I have two machines, a client and a server, connected with Infiniband. The server machine has an NVIDIA Fermi GPU, but the client machine has no GPU. I have an application running on the GPU machine that uses the GPU for some calculations. The result data on the GPU is never used by the server machine, but is instead sent directly to the client machine without any processing. Right now I'm doing a cudaMemcpy to get the data from the GPU to the server's system memory, then sending it off to the client over a socket. I'm using SDP to enable RDMA for this communication.

Question:

Is it possible for me to take advantage of NVIDIA's GPUDirect technology to get rid of the cudaMemcpy call in this situation? I believe I have the GPUDirect drivers correctly installed, but I don't know how to initiate the data transfer without first copying it to the host.

My guess is that it isn't possible to use SDP in conjunction with GPUDirect, but is there some other way to initiate an RDMA data transfer from the server machine's GPU to the client machine?

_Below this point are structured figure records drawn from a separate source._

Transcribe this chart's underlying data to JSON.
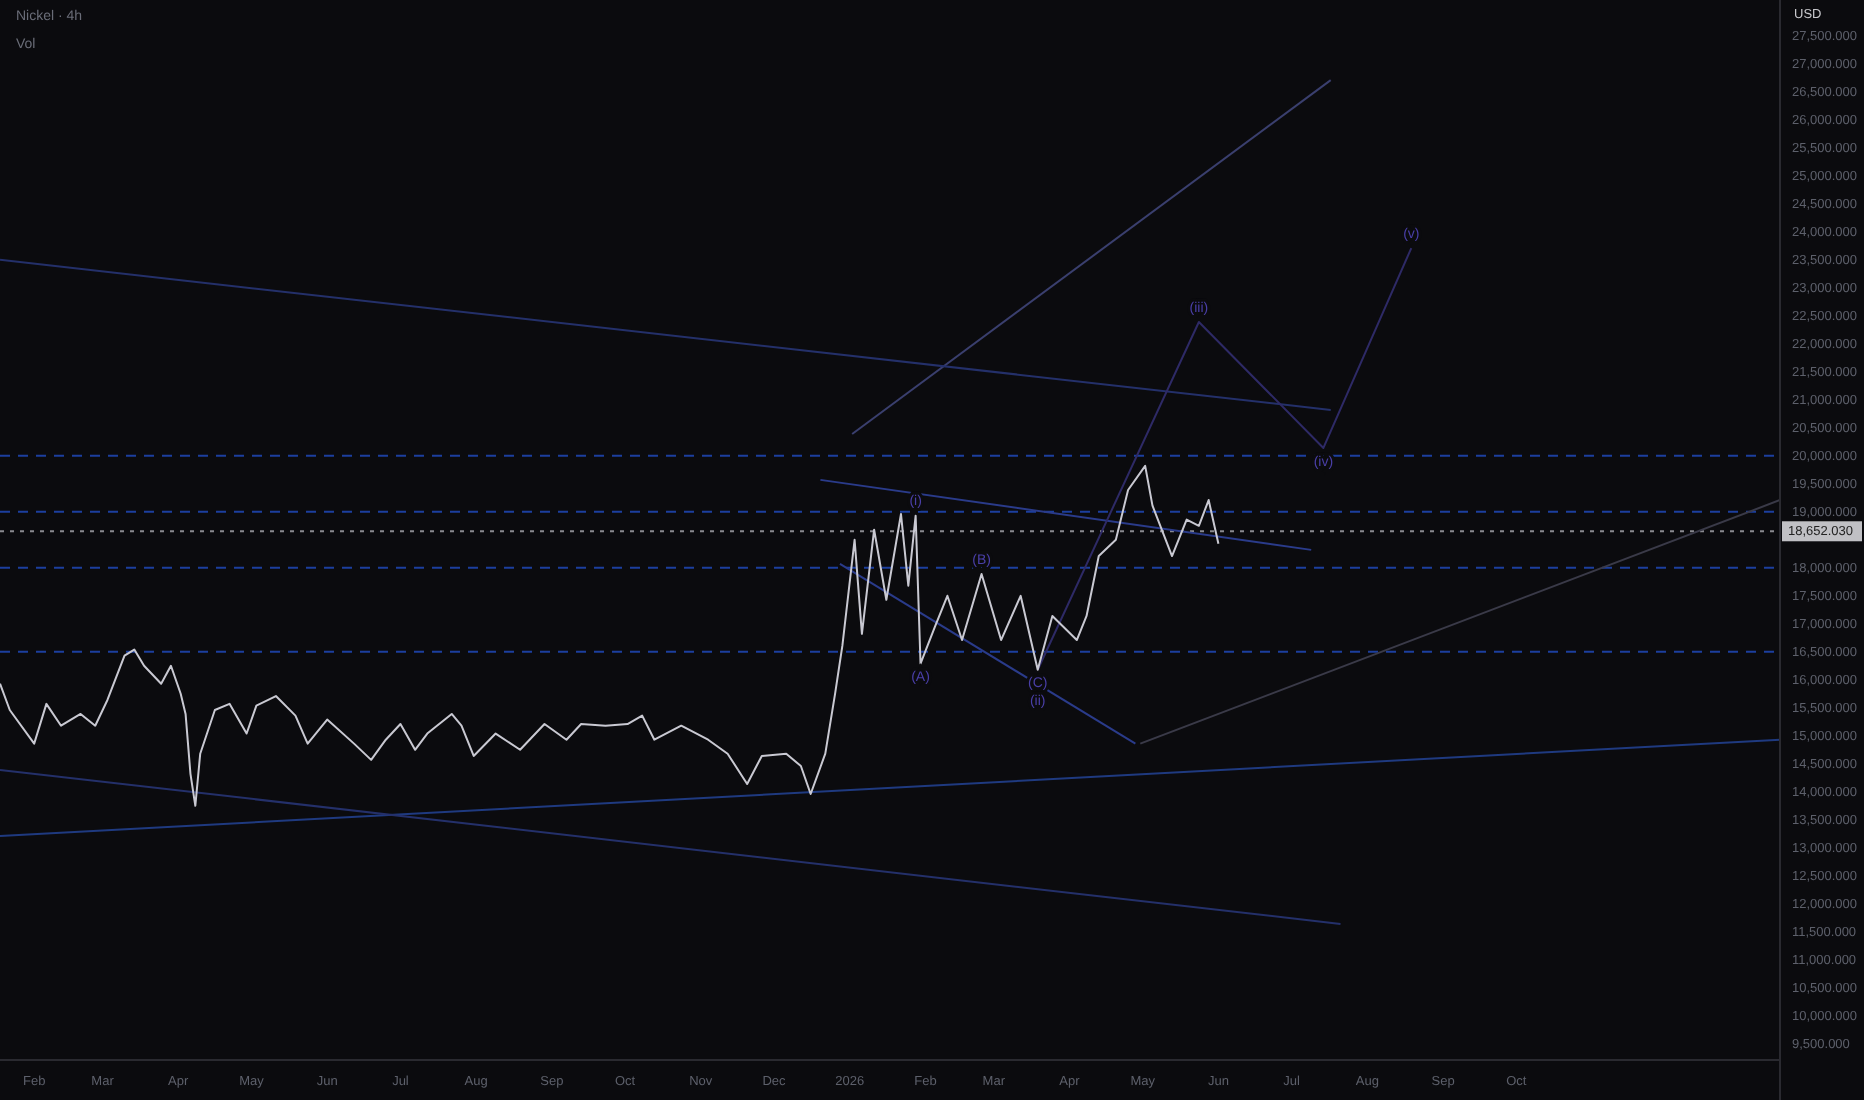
{
  "chart_data": {
    "type": "line",
    "title": "Nickel · 4h",
    "ylabel": "USD",
    "annotations": [
      "Vol",
      {
        "text": "(i)",
        "x": "2026-01-28",
        "y": 18930
      },
      {
        "text": "(C)",
        "x": "2026-03-19",
        "y": 16180
      },
      {
        "text": "(ii)",
        "x": "2026-03-19",
        "y": 16180
      },
      {
        "text": "(iii)",
        "x": "2026-05-24",
        "y": 22390
      },
      {
        "text": "(iv)",
        "x": "2026-07-14",
        "y": 20140
      },
      {
        "text": "(v)",
        "x": "2026-08-19",
        "y": 23710
      },
      {
        "text": "(A)",
        "x": "2026-01-30",
        "y": 16290
      },
      {
        "text": "(B)",
        "x": "2026-02-24",
        "y": 17890
      }
    ],
    "xlim": [
      "2025-01-18",
      "2027-01-17"
    ],
    "xticks": [
      {
        "value": "2025-02-01",
        "label": "Feb"
      },
      {
        "value": "2025-03-01",
        "label": "Mar"
      },
      {
        "value": "2025-04-01",
        "label": "Apr"
      },
      {
        "value": "2025-05-01",
        "label": "May"
      },
      {
        "value": "2025-06-01",
        "label": "Jun"
      },
      {
        "value": "2025-07-01",
        "label": "Jul"
      },
      {
        "value": "2025-08-01",
        "label": "Aug"
      },
      {
        "value": "2025-09-01",
        "label": "Sep"
      },
      {
        "value": "2025-10-01",
        "label": "Oct"
      },
      {
        "value": "2025-11-01",
        "label": "Nov"
      },
      {
        "value": "2025-12-01",
        "label": "Dec"
      },
      {
        "value": "2026-01-01",
        "label": "2026"
      },
      {
        "value": "2026-02-01",
        "label": "Feb"
      },
      {
        "value": "2026-03-01",
        "label": "Mar"
      },
      {
        "value": "2026-04-01",
        "label": "Apr"
      },
      {
        "value": "2026-05-01",
        "label": "May"
      },
      {
        "value": "2026-06-01",
        "label": "Jun"
      },
      {
        "value": "2026-07-01",
        "label": "Jul"
      },
      {
        "value": "2026-08-01",
        "label": "Aug"
      },
      {
        "value": "2026-09-01",
        "label": "Sep"
      },
      {
        "value": "2026-10-01",
        "label": "Oct"
      }
    ],
    "ylim": [
      9210,
      28140
    ],
    "yticks": [
      {
        "value": 9500,
        "label": "9,500.000"
      },
      {
        "value": 10000,
        "label": "10,000.000"
      },
      {
        "value": 10500,
        "label": "10,500.000"
      },
      {
        "value": 11000,
        "label": "11,000.000"
      },
      {
        "value": 11500,
        "label": "11,500.000"
      },
      {
        "value": 12000,
        "label": "12,000.000"
      },
      {
        "value": 12500,
        "label": "12,500.000"
      },
      {
        "value": 13000,
        "label": "13,000.000"
      },
      {
        "value": 13500,
        "label": "13,500.000"
      },
      {
        "value": 14000,
        "label": "14,000.000"
      },
      {
        "value": 14500,
        "label": "14,500.000"
      },
      {
        "value": 15000,
        "label": "15,000.000"
      },
      {
        "value": 15500,
        "label": "15,500.000"
      },
      {
        "value": 16000,
        "label": "16,000.000"
      },
      {
        "value": 16500,
        "label": "16,500.000"
      },
      {
        "value": 17000,
        "label": "17,000.000"
      },
      {
        "value": 17500,
        "label": "17,500.000"
      },
      {
        "value": 18000,
        "label": "18,000.000"
      },
      {
        "value": 19000,
        "label": "19,000.000"
      },
      {
        "value": 19500,
        "label": "19,500.000"
      },
      {
        "value": 20000,
        "label": "20,000.000"
      },
      {
        "value": 20500,
        "label": "20,500.000"
      },
      {
        "value": 21000,
        "label": "21,000.000"
      },
      {
        "value": 21500,
        "label": "21,500.000"
      },
      {
        "value": 22000,
        "label": "22,000.000"
      },
      {
        "value": 22500,
        "label": "22,500.000"
      },
      {
        "value": 23000,
        "label": "23,000.000"
      },
      {
        "value": 23500,
        "label": "23,500.000"
      },
      {
        "value": 24000,
        "label": "24,000.000"
      },
      {
        "value": 24500,
        "label": "24,500.000"
      },
      {
        "value": 25000,
        "label": "25,000.000"
      },
      {
        "value": 25500,
        "label": "25,500.000"
      },
      {
        "value": 26000,
        "label": "26,000.000"
      },
      {
        "value": 26500,
        "label": "26,500.000"
      },
      {
        "value": 27000,
        "label": "27,000.000"
      },
      {
        "value": 27500,
        "label": "27,500.000"
      }
    ],
    "ref_lines": [
      {
        "axis": "y",
        "value": 20000,
        "color": "#1c3f9e",
        "line_style": "dashed"
      },
      {
        "axis": "y",
        "value": 19000,
        "color": "#1c3f9e",
        "line_style": "dashed"
      },
      {
        "axis": "y",
        "value": 18000,
        "color": "#1c3f9e",
        "line_style": "dashed"
      },
      {
        "axis": "y",
        "value": 16500,
        "color": "#1c3f9e",
        "line_style": "dashed"
      },
      {
        "axis": "y",
        "value": 18652.03,
        "label": "18,652.030",
        "color": "#8a8a90",
        "line_style": "dotted"
      }
    ],
    "grid": false,
    "series": [
      {
        "color": "#3a3f6e",
        "x": [
          "2026-01-02",
          "2026-07-17"
        ],
        "values": [
          20390,
          26710
        ]
      },
      {
        "color": "#24306a",
        "x": [
          "2025-01-18",
          "2026-07-17"
        ],
        "values": [
          23500,
          20820
        ]
      },
      {
        "color": "#1f3a80",
        "x": [
          "2025-01-18",
          "2027-01-17"
        ],
        "values": [
          13210,
          14930
        ]
      },
      {
        "color": "#24306a",
        "x": [
          "2025-01-18",
          "2026-07-21"
        ],
        "values": [
          14390,
          11640
        ]
      },
      {
        "color": "#2a3b8a",
        "x": [
          "2025-12-20",
          "2026-07-09"
        ],
        "values": [
          19570,
          18320
        ]
      },
      {
        "color": "#2a3b8a",
        "x": [
          "2025-12-28",
          "2026-04-28"
        ],
        "values": [
          18070,
          14860
        ]
      },
      {
        "color": "#3a3a48",
        "x": [
          "2026-04-30",
          "2027-01-17"
        ],
        "values": [
          14860,
          19210
        ]
      },
      {
        "color": "#2e2a66",
        "x": [
          "2026-03-19",
          "2026-05-24",
          "2026-07-14",
          "2026-08-19"
        ],
        "values": [
          16180,
          22390,
          20140,
          23710
        ]
      },
      {
        "color": "#c9c9d2",
        "x": [
          "2025-01-18",
          "2025-01-22",
          "2025-02-01",
          "2025-02-06",
          "2025-02-12",
          "2025-02-20",
          "2025-02-26",
          "2025-03-03",
          "2025-03-10",
          "2025-03-14",
          "2025-03-18",
          "2025-03-25",
          "2025-03-29",
          "2025-04-02",
          "2025-04-04",
          "2025-04-06",
          "2025-04-08",
          "2025-04-10",
          "2025-04-16",
          "2025-04-22",
          "2025-04-29",
          "2025-05-03",
          "2025-05-11",
          "2025-05-19",
          "2025-05-24",
          "2025-06-01",
          "2025-06-12",
          "2025-06-19",
          "2025-06-25",
          "2025-07-01",
          "2025-07-07",
          "2025-07-12",
          "2025-07-22",
          "2025-07-26",
          "2025-07-31",
          "2025-08-09",
          "2025-08-19",
          "2025-08-29",
          "2025-09-07",
          "2025-09-13",
          "2025-09-23",
          "2025-10-02",
          "2025-10-08",
          "2025-10-13",
          "2025-10-24",
          "2025-11-04",
          "2025-11-12",
          "2025-11-20",
          "2025-11-26",
          "2025-12-06",
          "2025-12-12",
          "2025-12-16",
          "2025-12-22",
          "2025-12-26",
          "2025-12-29",
          "2026-01-03",
          "2026-01-06",
          "2026-01-11",
          "2026-01-16",
          "2026-01-22",
          "2026-01-25",
          "2026-01-28",
          "2026-01-30",
          "2026-02-05",
          "2026-02-10",
          "2026-02-16",
          "2026-02-24",
          "2026-03-04",
          "2026-03-12",
          "2026-03-19",
          "2026-03-25",
          "2026-04-04",
          "2026-04-08",
          "2026-04-13",
          "2026-04-20",
          "2026-04-25",
          "2026-05-02",
          "2026-05-05",
          "2026-05-13",
          "2026-05-19",
          "2026-05-24",
          "2026-05-28",
          "2026-06-01"
        ],
        "values": [
          15930,
          15460,
          14860,
          15570,
          15180,
          15390,
          15180,
          15640,
          16430,
          16540,
          16250,
          15930,
          16250,
          15750,
          15390,
          14320,
          13750,
          14680,
          15460,
          15570,
          15040,
          15540,
          15710,
          15360,
          14860,
          15290,
          14860,
          14570,
          14930,
          15210,
          14750,
          15040,
          15390,
          15180,
          14640,
          15040,
          14750,
          15210,
          14930,
          15210,
          15180,
          15210,
          15360,
          14930,
          15180,
          14930,
          14680,
          14140,
          14640,
          14680,
          14460,
          13960,
          14680,
          15750,
          16610,
          18500,
          16820,
          18680,
          17430,
          18960,
          17680,
          18930,
          16290,
          16960,
          17500,
          16710,
          17890,
          16710,
          17500,
          16180,
          17140,
          16710,
          17140,
          18210,
          18500,
          19390,
          19820,
          19110,
          18210,
          18860,
          18750,
          19210,
          18430
        ]
      }
    ]
  }
}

Bonus: If somone has a simple way to test if I have the GPUDirect dependencies correctly installed that would be helpful as well!

1
In CUDA code samples SDK you could find some sample code that demonstrates what you want - developer.nvidia.com/cuda/cuda-cc-sdk-code-samples. You would need to use cudaMemcpyAsync to asynchronously copy to the GPU w.r.t host. - Sayan
I have the CUDA SDK, but I don't see any examples using GPUDirect technology. Do you know of a specific sample program I should look at? - DaoWen
I currently don't have it downloaded, but I think "Simple Peer-to-Peer Transfers with Multi-GPU" example in the link I gave is what you want. - Sayan
I'll go take a look at that and post back if I'm wrong, but I'm not looking for GPU-to-GPU (P2P) transfers. I'm pretty sure I can do that with the normal cudaMemcpy call. What I'm looking for is a way to transfer directly from the GPU to memory on another host using RDMA and Infiniband. - DaoWen
Okay, in that case you would definitely need to use pinned memory (malloc via cudaMallocHost), or use cudaHostRegister function. I guess you just have to pin the memory, and GPUDirect would enable RDMA transfer if the setup is okay (if your throughput after doing this is any better than the current, then you could be certain about improvement). And as far as I know, GPUDirect would only accelerate cudaMemCpy, and that it cannot be removed, if you have many memcpy functions (H2D,D2H), then you could just use cudaMemcpyDefault. - Sayan

1 Answers

4
votes

GPUDirect RDMA is a new feature that will be implemented in cooperation with NVIDIA's infiniband partners. It was announced with CUDA 5.0, but it is not yet available. Watch the GPUDirect page for updates.